Le Premier ministre libanais désigné a annoncé samedi renoncer, faute de consensus, à former un nouveau gouvernement destiné à sauver le pays d’une des pires crises économiques de son histoire près de deux mois après l’explosion au port de Beyrouth.
« Je m’excuse de ne pas pouvoir poursuivre la tâche de former le gouvernement », a déclaré Moustapha Adib lors d’un point de presse au palais présidentiel, présentant ses excuses aux Libanais pour son « incapacité » à réaliser leurs « aspirations à un gouvernement réformiste ». Mais « alors que les efforts pour former le gouvernement touchaient à leurs fins, il m’est apparu clairement que ce consensus n’existait plus », a justifié M. Adib.
Les partis politiques libanais s’étaient engagés début septembre, lors de la visite du président français Emmanuel Macron, à former un cabinet « de mission » composé de ministres « compétents » et « indépendants » dans un délai de deux semaines pour sortir le pays du marasme économique.
Macron doit s’exprimer dimanche lors d’une conférence de presse sur la situation politique au Liban, selon la présidence française. « Si les promesses ne sont pas tenues d’ici octobre, il y aura des conséquences », avait-il averti en septembre à Beyrouth.
Le gouvernement libanais a démissionné à la suite de l’explosion dévastatrice au port de Beyrouth le 4 août qui a fait plus de 190 morts et plus de 6.500 blessés, ravageant aussi des quartiers entiers de la capitale.
Nommé le 31 août, M. Adib s’était engagé en faveur de réformes réclamées par la communauté internationale pour débloquer des milliards de dollars d’aide. Ses efforts ont toutefois été entravés par les revendications de deux formations chiites, le Hezbollah, poids lourd de la politique libanaise, et son allié Amal, dirigé par le chef du Parlement Nabih Berri, qui réclamaient le portefeuille des Finances.
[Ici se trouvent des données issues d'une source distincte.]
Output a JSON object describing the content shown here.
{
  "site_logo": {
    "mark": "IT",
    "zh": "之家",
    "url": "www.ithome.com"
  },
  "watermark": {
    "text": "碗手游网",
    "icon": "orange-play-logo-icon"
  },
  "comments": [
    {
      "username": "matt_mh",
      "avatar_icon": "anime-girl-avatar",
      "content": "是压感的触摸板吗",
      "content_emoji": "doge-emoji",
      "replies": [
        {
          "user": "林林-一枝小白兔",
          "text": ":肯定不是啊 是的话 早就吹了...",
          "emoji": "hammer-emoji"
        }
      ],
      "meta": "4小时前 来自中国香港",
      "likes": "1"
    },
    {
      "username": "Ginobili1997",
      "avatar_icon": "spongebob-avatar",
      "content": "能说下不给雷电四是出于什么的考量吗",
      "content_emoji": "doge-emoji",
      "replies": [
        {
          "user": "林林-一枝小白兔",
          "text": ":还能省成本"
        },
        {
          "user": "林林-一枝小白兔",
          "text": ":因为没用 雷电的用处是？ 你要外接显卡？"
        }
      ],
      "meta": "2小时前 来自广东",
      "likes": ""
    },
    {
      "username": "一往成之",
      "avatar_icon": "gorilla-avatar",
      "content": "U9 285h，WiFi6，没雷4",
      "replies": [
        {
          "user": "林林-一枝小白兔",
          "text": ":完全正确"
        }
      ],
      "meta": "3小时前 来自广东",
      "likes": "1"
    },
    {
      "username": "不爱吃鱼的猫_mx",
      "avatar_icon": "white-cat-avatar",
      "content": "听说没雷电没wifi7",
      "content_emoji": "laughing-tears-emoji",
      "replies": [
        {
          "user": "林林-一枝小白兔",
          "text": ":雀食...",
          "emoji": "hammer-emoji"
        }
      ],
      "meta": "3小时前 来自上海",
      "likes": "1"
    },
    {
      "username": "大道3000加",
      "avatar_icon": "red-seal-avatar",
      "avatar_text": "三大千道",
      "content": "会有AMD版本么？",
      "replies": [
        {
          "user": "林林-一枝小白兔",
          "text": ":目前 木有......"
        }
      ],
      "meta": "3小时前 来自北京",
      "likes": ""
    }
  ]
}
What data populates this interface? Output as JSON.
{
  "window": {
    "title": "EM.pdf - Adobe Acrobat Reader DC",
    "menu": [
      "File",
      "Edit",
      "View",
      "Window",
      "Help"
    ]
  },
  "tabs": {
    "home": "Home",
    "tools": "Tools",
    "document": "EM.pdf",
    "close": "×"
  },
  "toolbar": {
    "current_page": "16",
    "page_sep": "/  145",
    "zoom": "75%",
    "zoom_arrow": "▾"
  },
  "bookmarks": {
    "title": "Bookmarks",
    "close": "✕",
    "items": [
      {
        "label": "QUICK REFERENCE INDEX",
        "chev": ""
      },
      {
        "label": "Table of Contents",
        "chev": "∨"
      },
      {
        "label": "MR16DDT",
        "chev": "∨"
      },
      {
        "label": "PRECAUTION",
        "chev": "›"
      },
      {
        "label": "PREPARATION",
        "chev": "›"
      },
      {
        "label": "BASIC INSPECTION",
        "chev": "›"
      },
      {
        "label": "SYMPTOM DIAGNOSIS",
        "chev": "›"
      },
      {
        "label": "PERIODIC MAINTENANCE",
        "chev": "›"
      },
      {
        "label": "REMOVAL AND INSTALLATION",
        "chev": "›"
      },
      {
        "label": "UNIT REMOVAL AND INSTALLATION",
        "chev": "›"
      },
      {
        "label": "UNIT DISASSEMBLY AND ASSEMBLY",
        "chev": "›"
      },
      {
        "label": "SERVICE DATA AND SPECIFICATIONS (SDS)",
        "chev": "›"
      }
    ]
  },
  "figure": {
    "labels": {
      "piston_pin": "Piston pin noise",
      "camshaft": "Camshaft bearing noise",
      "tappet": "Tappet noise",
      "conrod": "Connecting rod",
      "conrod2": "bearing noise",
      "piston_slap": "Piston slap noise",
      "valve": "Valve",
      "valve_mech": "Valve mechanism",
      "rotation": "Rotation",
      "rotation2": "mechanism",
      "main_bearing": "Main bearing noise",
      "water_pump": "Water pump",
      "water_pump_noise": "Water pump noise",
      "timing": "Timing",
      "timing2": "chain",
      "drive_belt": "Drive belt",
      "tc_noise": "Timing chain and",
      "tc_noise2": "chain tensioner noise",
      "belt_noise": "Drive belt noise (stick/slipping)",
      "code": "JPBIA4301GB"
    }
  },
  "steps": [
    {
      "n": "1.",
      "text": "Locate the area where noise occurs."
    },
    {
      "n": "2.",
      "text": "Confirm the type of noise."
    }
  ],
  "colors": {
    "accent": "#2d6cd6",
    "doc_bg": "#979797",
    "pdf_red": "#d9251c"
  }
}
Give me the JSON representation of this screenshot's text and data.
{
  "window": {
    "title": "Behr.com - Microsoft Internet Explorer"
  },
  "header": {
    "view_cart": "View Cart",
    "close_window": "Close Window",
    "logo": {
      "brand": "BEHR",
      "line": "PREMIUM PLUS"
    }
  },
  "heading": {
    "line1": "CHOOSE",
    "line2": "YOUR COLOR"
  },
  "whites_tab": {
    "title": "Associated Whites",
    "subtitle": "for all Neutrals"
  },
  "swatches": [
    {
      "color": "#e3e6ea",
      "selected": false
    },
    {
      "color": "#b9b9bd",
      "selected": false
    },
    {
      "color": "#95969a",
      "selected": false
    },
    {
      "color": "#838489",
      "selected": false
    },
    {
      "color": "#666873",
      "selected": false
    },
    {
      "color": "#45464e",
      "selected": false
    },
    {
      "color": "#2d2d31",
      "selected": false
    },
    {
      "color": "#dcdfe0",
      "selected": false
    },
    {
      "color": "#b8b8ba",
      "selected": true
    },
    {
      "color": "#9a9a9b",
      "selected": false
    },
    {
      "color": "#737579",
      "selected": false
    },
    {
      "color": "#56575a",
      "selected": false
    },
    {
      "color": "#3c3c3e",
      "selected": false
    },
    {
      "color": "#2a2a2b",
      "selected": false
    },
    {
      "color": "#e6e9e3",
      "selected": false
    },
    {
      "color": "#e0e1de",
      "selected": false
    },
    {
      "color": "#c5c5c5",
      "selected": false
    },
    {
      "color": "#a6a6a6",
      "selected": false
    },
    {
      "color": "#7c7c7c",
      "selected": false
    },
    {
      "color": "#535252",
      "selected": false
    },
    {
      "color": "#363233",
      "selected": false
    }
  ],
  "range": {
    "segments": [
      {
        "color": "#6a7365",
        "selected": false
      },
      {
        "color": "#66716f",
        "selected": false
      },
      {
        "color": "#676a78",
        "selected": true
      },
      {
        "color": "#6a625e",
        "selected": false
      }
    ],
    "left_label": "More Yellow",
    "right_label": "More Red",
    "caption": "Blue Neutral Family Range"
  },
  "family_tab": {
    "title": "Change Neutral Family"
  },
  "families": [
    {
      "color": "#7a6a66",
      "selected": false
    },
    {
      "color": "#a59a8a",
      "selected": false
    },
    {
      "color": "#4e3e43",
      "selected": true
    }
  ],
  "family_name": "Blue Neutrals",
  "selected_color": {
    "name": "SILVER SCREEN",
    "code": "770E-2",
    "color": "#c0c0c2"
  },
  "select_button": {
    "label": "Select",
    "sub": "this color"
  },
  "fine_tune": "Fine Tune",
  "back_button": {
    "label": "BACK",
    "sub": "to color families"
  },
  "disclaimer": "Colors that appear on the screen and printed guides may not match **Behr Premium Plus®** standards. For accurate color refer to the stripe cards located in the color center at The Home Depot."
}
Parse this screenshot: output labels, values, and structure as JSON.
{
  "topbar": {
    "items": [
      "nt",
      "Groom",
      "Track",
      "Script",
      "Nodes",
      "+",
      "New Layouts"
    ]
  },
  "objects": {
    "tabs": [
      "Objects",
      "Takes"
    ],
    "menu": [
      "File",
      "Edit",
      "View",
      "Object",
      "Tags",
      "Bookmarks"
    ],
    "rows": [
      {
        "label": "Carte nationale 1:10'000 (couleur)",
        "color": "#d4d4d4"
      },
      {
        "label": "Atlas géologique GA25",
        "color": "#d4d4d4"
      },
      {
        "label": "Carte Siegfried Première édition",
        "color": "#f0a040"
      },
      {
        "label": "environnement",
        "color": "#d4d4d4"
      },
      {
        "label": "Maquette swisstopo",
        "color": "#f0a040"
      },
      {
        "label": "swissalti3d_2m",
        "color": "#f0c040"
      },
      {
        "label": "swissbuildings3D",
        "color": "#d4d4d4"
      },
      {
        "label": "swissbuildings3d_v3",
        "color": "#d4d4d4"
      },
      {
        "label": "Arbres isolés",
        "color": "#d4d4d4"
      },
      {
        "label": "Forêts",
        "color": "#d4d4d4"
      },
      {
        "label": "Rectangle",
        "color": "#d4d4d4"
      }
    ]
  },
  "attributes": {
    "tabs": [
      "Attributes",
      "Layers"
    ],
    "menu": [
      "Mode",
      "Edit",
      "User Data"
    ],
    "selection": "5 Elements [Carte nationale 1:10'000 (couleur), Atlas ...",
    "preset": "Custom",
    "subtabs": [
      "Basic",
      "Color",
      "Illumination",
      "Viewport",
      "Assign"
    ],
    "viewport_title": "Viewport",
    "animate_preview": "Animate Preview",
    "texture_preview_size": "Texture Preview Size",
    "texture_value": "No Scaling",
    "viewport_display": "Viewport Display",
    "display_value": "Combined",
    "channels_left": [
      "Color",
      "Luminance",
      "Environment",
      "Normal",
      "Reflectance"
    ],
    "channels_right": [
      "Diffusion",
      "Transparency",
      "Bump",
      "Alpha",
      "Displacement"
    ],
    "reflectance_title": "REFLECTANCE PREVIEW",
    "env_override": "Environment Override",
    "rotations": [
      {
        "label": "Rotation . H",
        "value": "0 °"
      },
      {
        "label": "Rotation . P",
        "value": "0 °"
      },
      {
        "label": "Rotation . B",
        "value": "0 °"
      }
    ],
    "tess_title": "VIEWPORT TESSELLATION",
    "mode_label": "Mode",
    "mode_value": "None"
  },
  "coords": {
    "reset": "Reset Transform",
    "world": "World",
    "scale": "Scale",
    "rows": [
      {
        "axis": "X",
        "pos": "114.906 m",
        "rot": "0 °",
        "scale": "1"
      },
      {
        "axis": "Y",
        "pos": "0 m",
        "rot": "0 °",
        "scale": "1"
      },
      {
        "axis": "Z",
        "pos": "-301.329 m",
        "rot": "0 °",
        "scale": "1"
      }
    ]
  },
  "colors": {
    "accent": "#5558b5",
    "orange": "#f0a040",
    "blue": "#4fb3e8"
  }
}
Selon des observateurs, l’obstination du tandem chiite est liée aux récentes sanctions américaines contre un ministre du parti Amal et deux compagnies affiliées au Hezbollah.
Fin de l’initiative française? De son côté, le président Michel Aoun a « accepté » le renoncement de M. Adib, affirmant qu’il « prendrait les mesures appropriées conformément aux exigences de la Constitution ». Le chef de l’Etat doit à présent mener des consultations parlementaires pour désigner un nouveau Premier ministre. « L’initiative lancée par le président français Emmanuel Macron est toujours en cours et bénéficie de tout mon soutien », a assuré M. Aoun en référence à la feuille de route mise en place par Paris pour la sortie de crise. Le chef du Parlement, Nabih Berri, considéré comme l’un des principaux acteurs ayant empêché l’aboutissement du processus de formation, a également salué l’initiative du président Macron. « Personne n’adhère autant que nous à l’initiative française, mais il y a ceux qui l’ont noyée », a-t-il affirmé, renvoyant la balle dans le camp adverse.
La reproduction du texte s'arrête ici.